Exploiting this integrate-and-fire property, even a single neuron can be used to detect patterns and discover correlations in real-time streams of event-based data. For example, in the Internet of Things, sensors can collect and analyze volumes of weather data collected at the edge for faster forecasts. The artificial neurons could be used to detect patterns in financial transactions to find discrepancies or use data from social media to discover new cultural trends in real time. Large populations of these high-speed, low-energy nano-scale neurons could also be used in neuromorphic coprocessors with co-located memory and processing units.

IBM scientists have organized hundreds of artificial neurons into populations and used them to represent fast and complex signals. Moreover, the artificial neurons have been shown to sustain billions of switching cycles, which would correspond to multiple years of operation at an update frequency of 100 Hz. The energy required for each neuron update was less than five picojoule and the average power less than 120 microwatts — for comparison, 60 million microwatts power a 60 watt lightbulb.

“Populations of stochastic phase-change neurons, combined with other nanoscale computational elements such as artificial synapses, could be a key enabler for the creation of a new generation of extremely dense neuromorphic computing systems,” said Tomas Tuma, a co-author of the paper.

Here’s a link to and a citation for the paper,

Stochastic phase-change neurons by Tomas Tuma, Angeliki Pantazi, Manuel Le Gallo, Abu Sebastian, & Evangelos Eleftheriou.

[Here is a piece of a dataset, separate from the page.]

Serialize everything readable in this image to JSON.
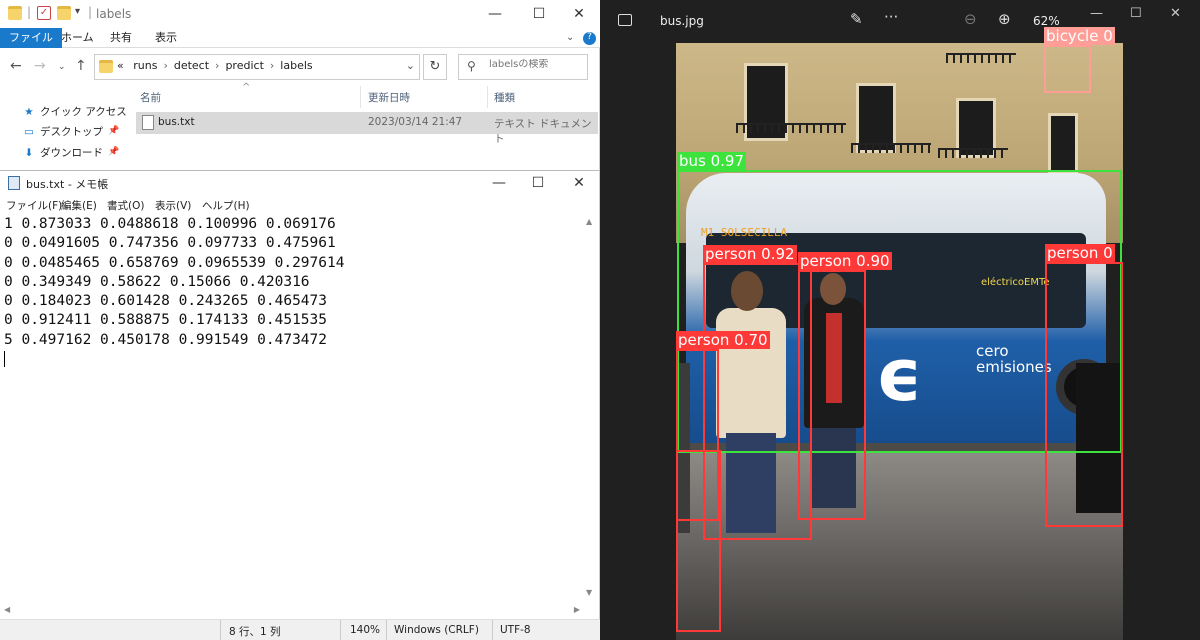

Nature Nanotechnology  11, 693–699 (2016) doi:10.1038/nnano.2016.70 Published online 16 May 2016

I gather IBM waited for the print version of the paper before publicizing the work. The online version is behind paper. For those who can’t get past the paywall, there is a video offering a demonstration of sorts,

For the interested, the US government recently issued a white paper on neuromorphic computing (my Aug. 22, 2016 post).

This team has published a paper that has a similar theme to the one in Nature Nanotechnology,

All-memristive neuromorphic computing with level-tuned neurons by Angeliki Pantazi, Stanisław Woźniak, Tomas Tuma, and Evangelos Eleftheriou. Nanotechnology, Volume 27, Number 35  DOI: 10.1088/0957-4484/27/35/355205 Published 26 July 2016

© 2016 IOP Publishing Ltd

This paper is open access.

An Aug. 18, 2016 news piece by Lisa Zyga for phys.org provides a summary of the research in the July 2016 published paper.